Perante a irreversível transição do processo de decisão em domínio da política fiscal por unanimidade para maioria qualificada, naquilo que representa, afinal, um salto qualitativo contrário ao direito soberano dos Estados-membros de determinar as suas próprias leis fiscais, o Governo português expressou, de forma precipitada e sem consultar a Assembleia da República, o seu apoio à Comissão, no sentido de progredir este esforço com eficácia e o mais rapidamente possível. O Governo português – alinhado com os governos francês, espanhol e italiano – em vez de tentar introduzir impostos mínimos e aumentar as taxas de tributação dos outros países em função da sua própria carga tributária (elevada), devia, ele próprio, refletir sobre a forma como Portugal poderá ser mais competitivo.
Processo de decisão
Ao arrepio da Assembleia da República, o Governo apressou a evolução do processo de decisão da União naquele domínio, cujo resultado não só é prejudicial ao interesse nacional como poderá retirar, no futuro, vantagem competitiva à economia portuguesa. Algumas das principais apreensões suscitadas advêm da possibilidade de o Estado português ficar à mercê do ímpeto tributário de outros Estados-membros e de ver diminuído o seu direito soberano em determinar a sua própria legislação fiscal. Não é aceitável a invocação da eficiência e da harmonização fiscal para fundamentar uma alteração do processo de decisão europeu, porque o seu consentimento dilui o peso do Estado português no conjunto dos 27 Estados-membros. Hoje, o imposto aventado é sobre a economia digital, amanhã sabe Deus sobre o que será.

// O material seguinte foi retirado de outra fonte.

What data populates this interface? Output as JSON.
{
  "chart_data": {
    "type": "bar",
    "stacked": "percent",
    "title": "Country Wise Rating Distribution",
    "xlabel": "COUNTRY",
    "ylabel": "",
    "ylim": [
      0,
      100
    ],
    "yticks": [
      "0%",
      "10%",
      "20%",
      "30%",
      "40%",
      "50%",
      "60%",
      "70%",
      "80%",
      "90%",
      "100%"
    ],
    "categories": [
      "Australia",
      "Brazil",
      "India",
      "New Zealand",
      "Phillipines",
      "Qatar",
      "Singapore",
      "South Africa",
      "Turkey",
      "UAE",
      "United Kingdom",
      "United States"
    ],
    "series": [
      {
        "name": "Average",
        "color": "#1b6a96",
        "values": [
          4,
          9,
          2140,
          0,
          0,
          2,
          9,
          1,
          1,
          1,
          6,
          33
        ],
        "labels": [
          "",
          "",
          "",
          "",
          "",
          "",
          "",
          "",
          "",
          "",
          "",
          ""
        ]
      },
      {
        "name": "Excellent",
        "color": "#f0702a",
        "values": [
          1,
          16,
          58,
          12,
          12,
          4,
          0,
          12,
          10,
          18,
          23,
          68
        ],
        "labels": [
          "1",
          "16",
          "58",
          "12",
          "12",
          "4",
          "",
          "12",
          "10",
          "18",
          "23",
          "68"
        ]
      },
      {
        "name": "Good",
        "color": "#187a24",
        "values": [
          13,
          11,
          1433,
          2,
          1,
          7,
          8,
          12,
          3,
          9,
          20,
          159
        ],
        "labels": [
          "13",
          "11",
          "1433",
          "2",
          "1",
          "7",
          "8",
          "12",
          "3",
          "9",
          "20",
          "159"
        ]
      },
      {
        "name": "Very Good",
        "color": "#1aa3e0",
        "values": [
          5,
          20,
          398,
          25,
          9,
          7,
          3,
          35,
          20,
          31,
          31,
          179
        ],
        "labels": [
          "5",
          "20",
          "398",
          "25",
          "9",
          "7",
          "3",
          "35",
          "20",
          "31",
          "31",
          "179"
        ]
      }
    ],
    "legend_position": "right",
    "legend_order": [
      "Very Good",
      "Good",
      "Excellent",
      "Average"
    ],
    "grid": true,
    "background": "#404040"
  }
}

Têm sido muitas e variadas as tentativas políticas do Governo português para se arvorar em vanguarda de um europeísmo federal favorável à criação de uma máquina tributária europeia. Primeiro, fê-lo ao defender a criação de impostos europeus como recursos próprios do Orçamento da União, abdicando de uma prerrogativa que deve permanecer na esfera dos Estados-membros – a capacidade de lançar impostos. É de resto insólito que, depois de afastada esta possibilidade no âmbito do processo negocial do próximo Quadro Financeiro Plurianual, António Costa insista em apostar politicamente nesta ideia fracassada, descurando a recuperação das verbas perdidas, de forma inexplicável, no domínio da coesão e da agricultura. Agora repete-o de forma diferente, mas refletindo, uma vez mais, uma predisposição voluntária e precipitada para alienar um reduto de competência exclusiva dos Estados-membros e parte da nossa esfera de soberania.
A Assembleia da República aprovou, por maioria, no passado dia 15 de Março, duas resoluções que travam o Estado português no apoio à Comissão em progredir, no futuro, com uma eventual proposta legislativa. Resta agora esperar que o Governo as cumpra escrupulosamente.